In the below, a simple correlation analysis of
homicide patterns in the New York City is presented.
Those analysis could not be easily conducted with desktop GIS.
The next type is spatial data management and analytics.
Only the difference from the previous type is whether spatial DBMS is used or not.
Or you can think of it as an extension of
server GIS with additional data analytics tool.
In this case, R. This type can be characterized by the
following: The data size is generally large and it has multiple users,
for that, full functionality of DBMS should be supported.
Main focus should be placed on both spatial data management with DBMS and advanced
spatial data analytics with data analytics tool.
The upper part of the figure illustrates
the system configuration which is quite similar to server GIS,
the only difference is additional connection
of data analytics tools, R to spatial DBMS.
Now let's imagine that New York City manage a variety of spatial data in spatial DBMS.
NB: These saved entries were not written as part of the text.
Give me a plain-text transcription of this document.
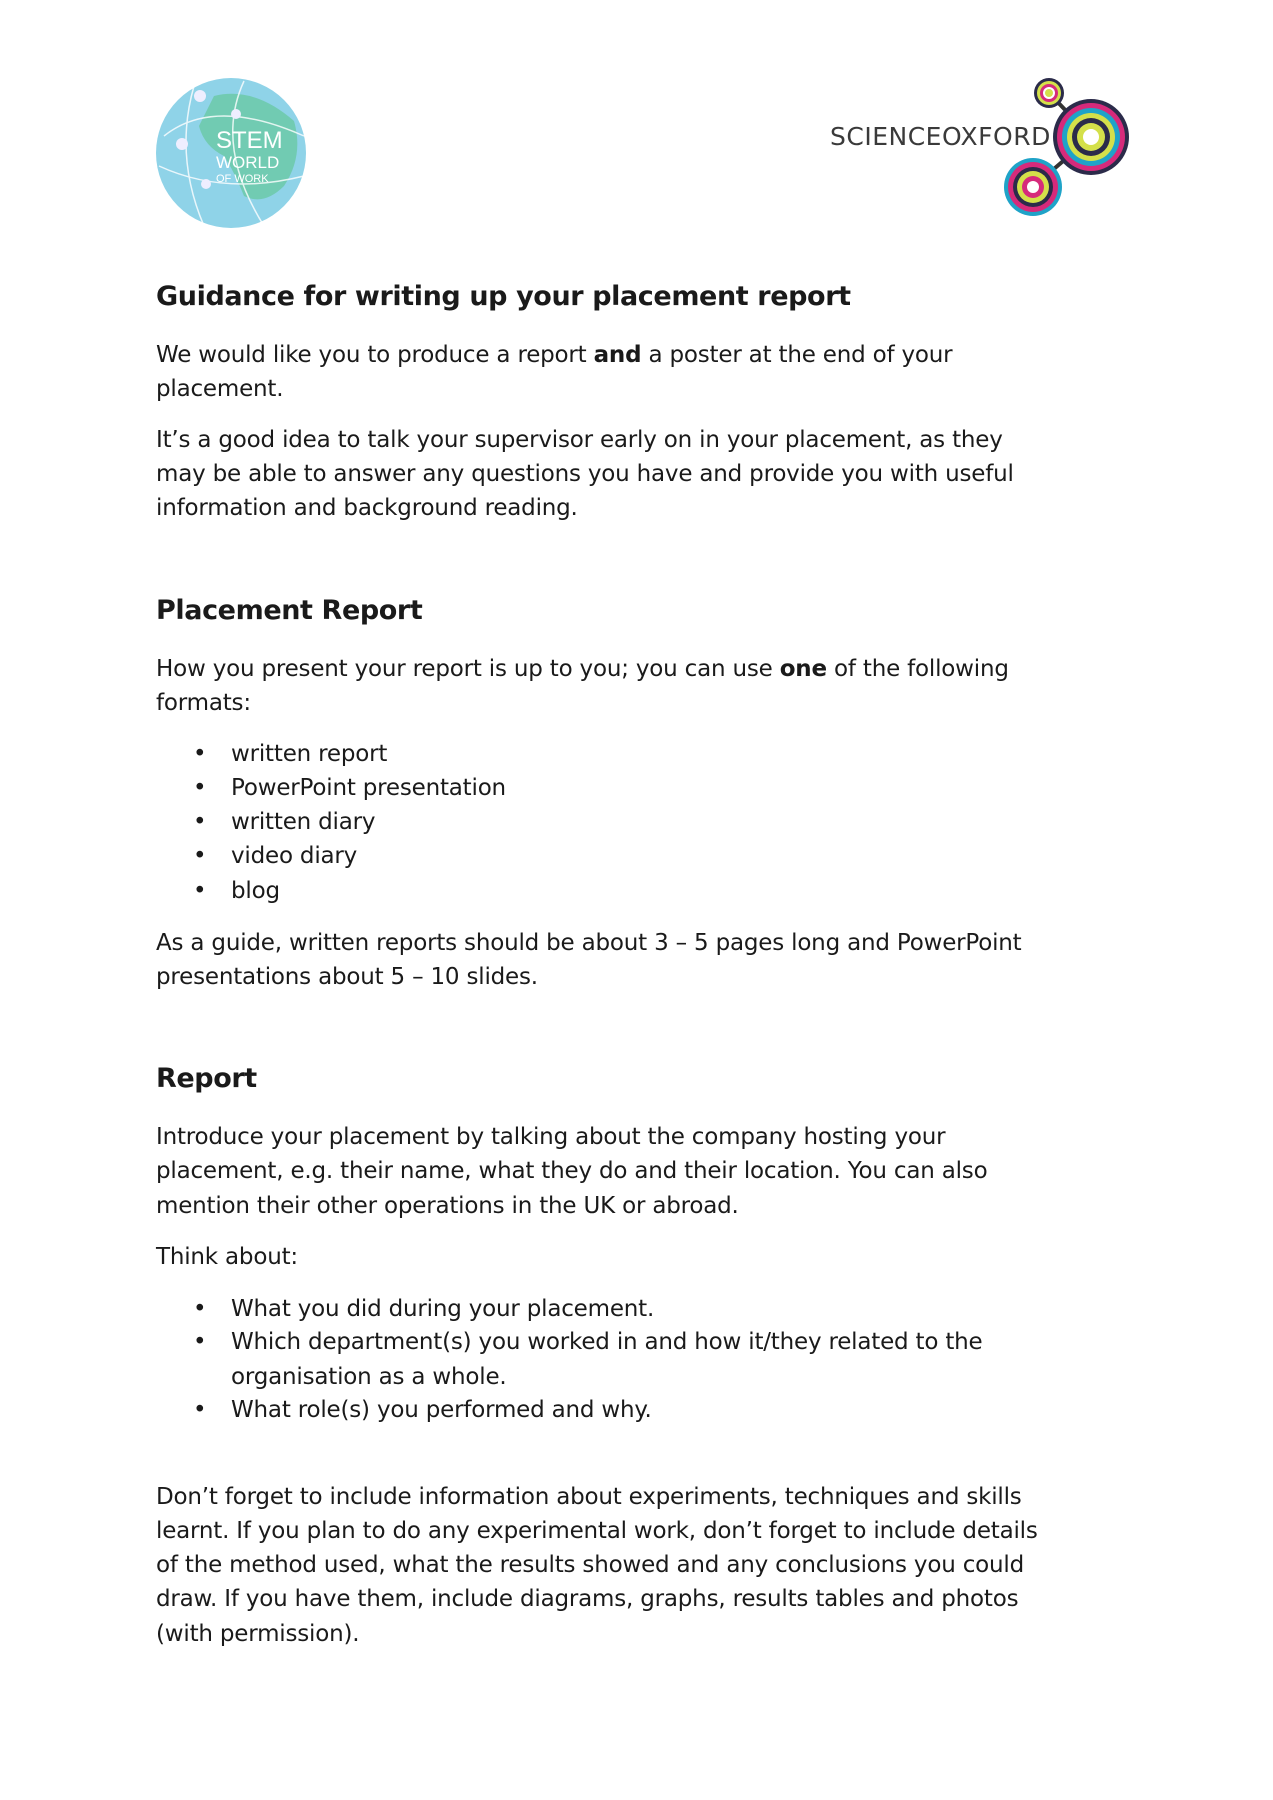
STEM
WORLD
OF WORK
SCIENCEOXFORD
Guidance for writing up your placement report
We would like you to produce a report and a poster at the end of your
placement.
It’s a good idea to talk your supervisor early on in your placement, as they
may be able to answer any questions you have and provide you with useful
information and background reading.
Placement Report
How you present your report is up to you; you can use one of the following
formats:
• written report
• PowerPoint presentation
• written diary
• video diary
• blog
As a guide, written reports should be about 3 – 5 pages long and PowerPoint
presentations about 5 – 10 slides.
Report
Introduce your placement by talking about the company hosting your
placement, e.g. their name, what they do and their location. You can also
mention their other operations in the UK or abroad.
Think about:
• What you did during your placement.
• Which department(s) you worked in and how it/they related to the
organisation as a whole.
• What role(s) you performed and why.
Don’t forget to include information about experiments, techniques and skills
learnt. If you plan to do any experimental work, don’t forget to include details
of the method used, what the results showed and any conclusions you could
draw. If you have them, include diagrams, graphs, results tables and photos
(with permission).
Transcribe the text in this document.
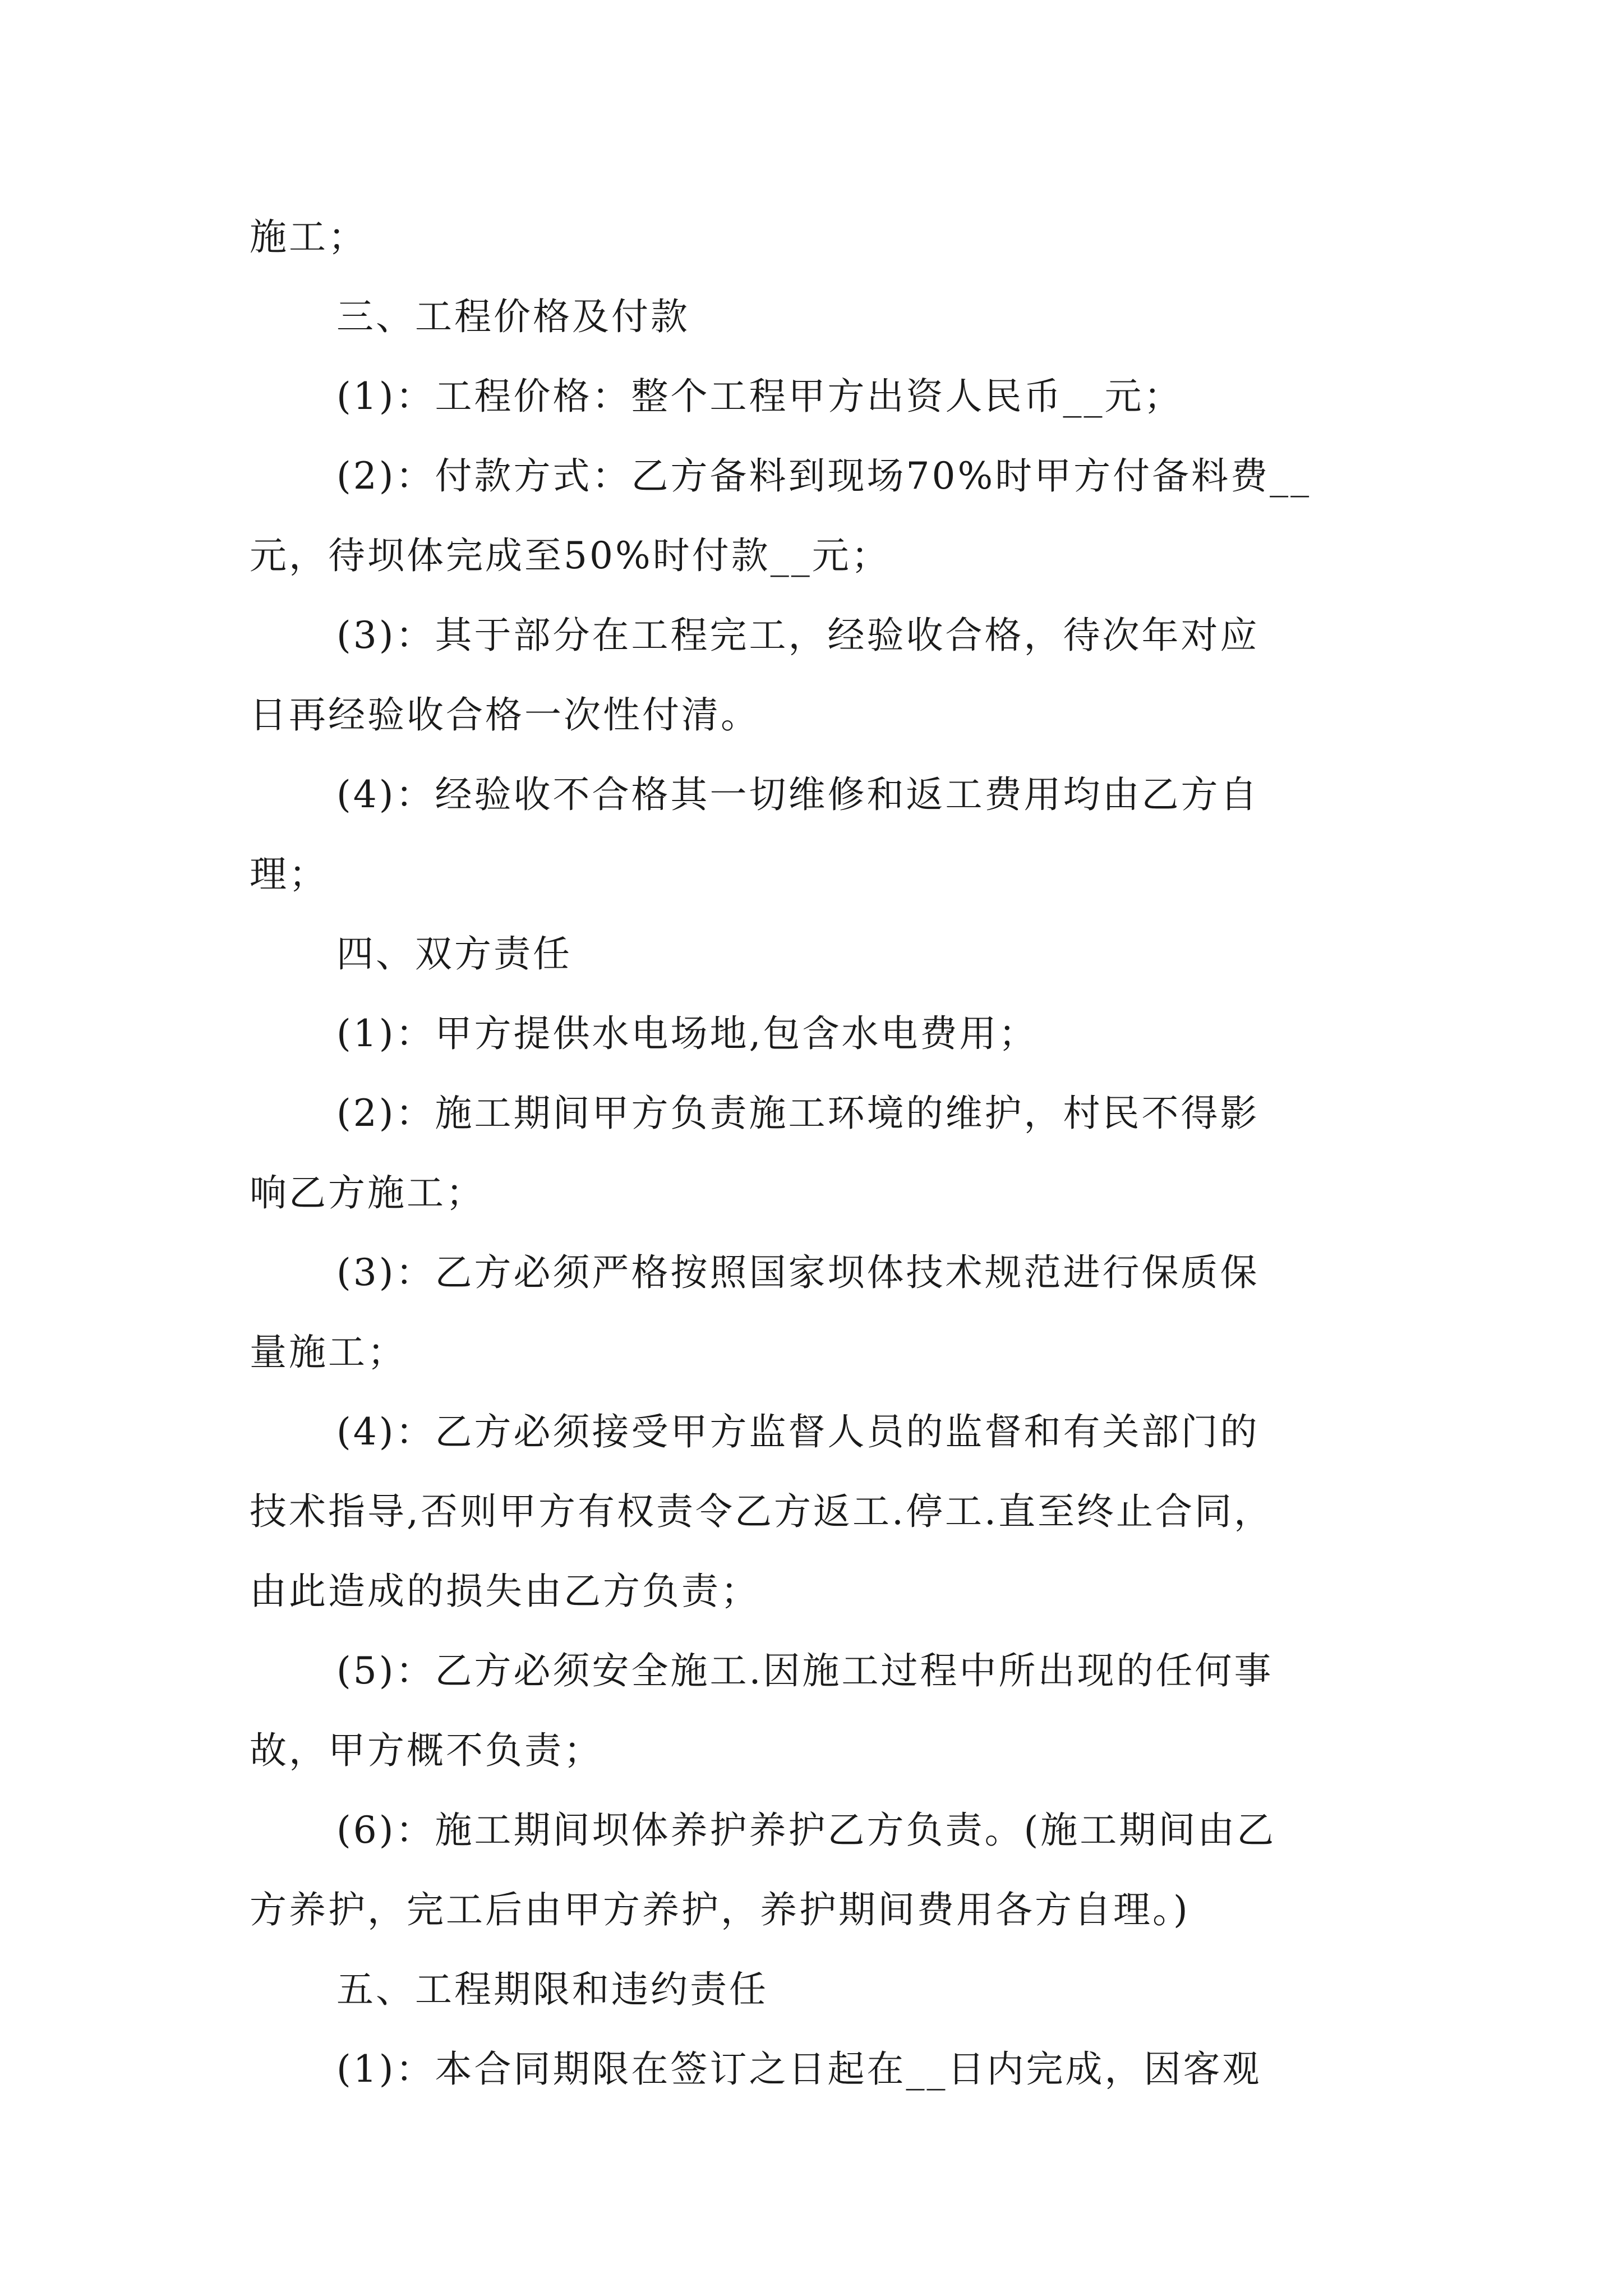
施工；
三、工程价格及付款
(1)：工程价格：整个工程甲方出资人民币__元；
(2)：付款方式：乙方备料到现场70%时甲方付备料费__
元，待坝体完成至50%时付款__元；
(3)：其于部分在工程完工，经验收合格，待次年对应
日再经验收合格一次性付清。
(4)：经验收不合格其一切维修和返工费用均由乙方自
理；
四、双方责任
(1)：甲方提供水电场地,包含水电费用；
(2)：施工期间甲方负责施工环境的维护，村民不得影
响乙方施工；
(3)：乙方必须严格按照国家坝体技术规范进行保质保
量施工；
(4)：乙方必须接受甲方监督人员的监督和有关部门的
技术指导,否则甲方有权责令乙方返工.停工.直至终止合同，
由此造成的损失由乙方负责；
(5)：乙方必须安全施工.因施工过程中所出现的任何事
故，甲方概不负责；
(6)：施工期间坝体养护养护乙方负责。(施工期间由乙
方养护，完工后由甲方养护，养护期间费用各方自理。)
五、工程期限和违约责任
(1)：本合同期限在签订之日起在__日内完成，因客观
And GIS in each department is connected to
the DBMS and conduct not only simple Korean mapping,
but also advanced spatial analysis with R,
that would be a good example.
The figure in the bottom illustrates crime pattern with respect to different distance
from the subway stations in New York City which would
require both data management and advanced analytic power.
The next type is entitled as "spatial big data management and analytics".
Now the integrated framework is fully utilized. When spatial big data
are collected such as taxi trajectory,
floating population and multiple sensor data.
Big data systems such as Hadoop Hive, HBase and prime language like Java and
Python deal with the pre-processing and refine
the big data in order to make the data,
stored in spatial DBMS or conduct direct analysis with Hadoop Ecosystem.
Spatial data science problem in this type can be characterized by, first of all,
"BIG" data size at minimum over 100 gigabytes and
then data management with
database management system and flexible and advanced analysis.
And mapping and geo-visualization are all important.
The given example is
a system configuration of DTG data analysis for eco-driving design.
DTG stands for data Tachograph which
collects all driving information such as speed, r.p.m.
of the engine like acceleration,
fuel consumption, brake signal,
GPS coordinates and many others.
The data was collected from 6000 trucks by every single second for one year.
The data size is over three terabytes.
With Hadoop related systems,
the data set was pre-processed to remove error and noise,
then map matching was conducted.
After pre-processing, the data set was managed in spatial DBMS
and additional analysis and geo-visualization
was conducted as you can see in the figure.
As outcomes of the analysis
a more customized fuel consumption model was obtained and analysis
of influential variables and eco-
routing for minimization of fuel consumption was accomplished.
So far we have discussed and I
have presented six different solution frameworks
based on the integrated framework of GIS spatial DBMS,
Spatial Data Analytics and Big Data Systems.
However, there could be other variations as illustrated in the figure.
A combination of only spatial big data system and spatial data
analytics or just simply a spatial big data system.
Or a combination of all spatial big data system and GIS.
When do you think would other types work out the best?
The last three types are characterized
by the fact that they do not make use of spatial DBMS.
In other words, when data size is seriously 'BIG'.
Then the three solutions would be worth being considered.
Alright, this is the end of this lecture.
Thank you for your attention and see in the next lecture.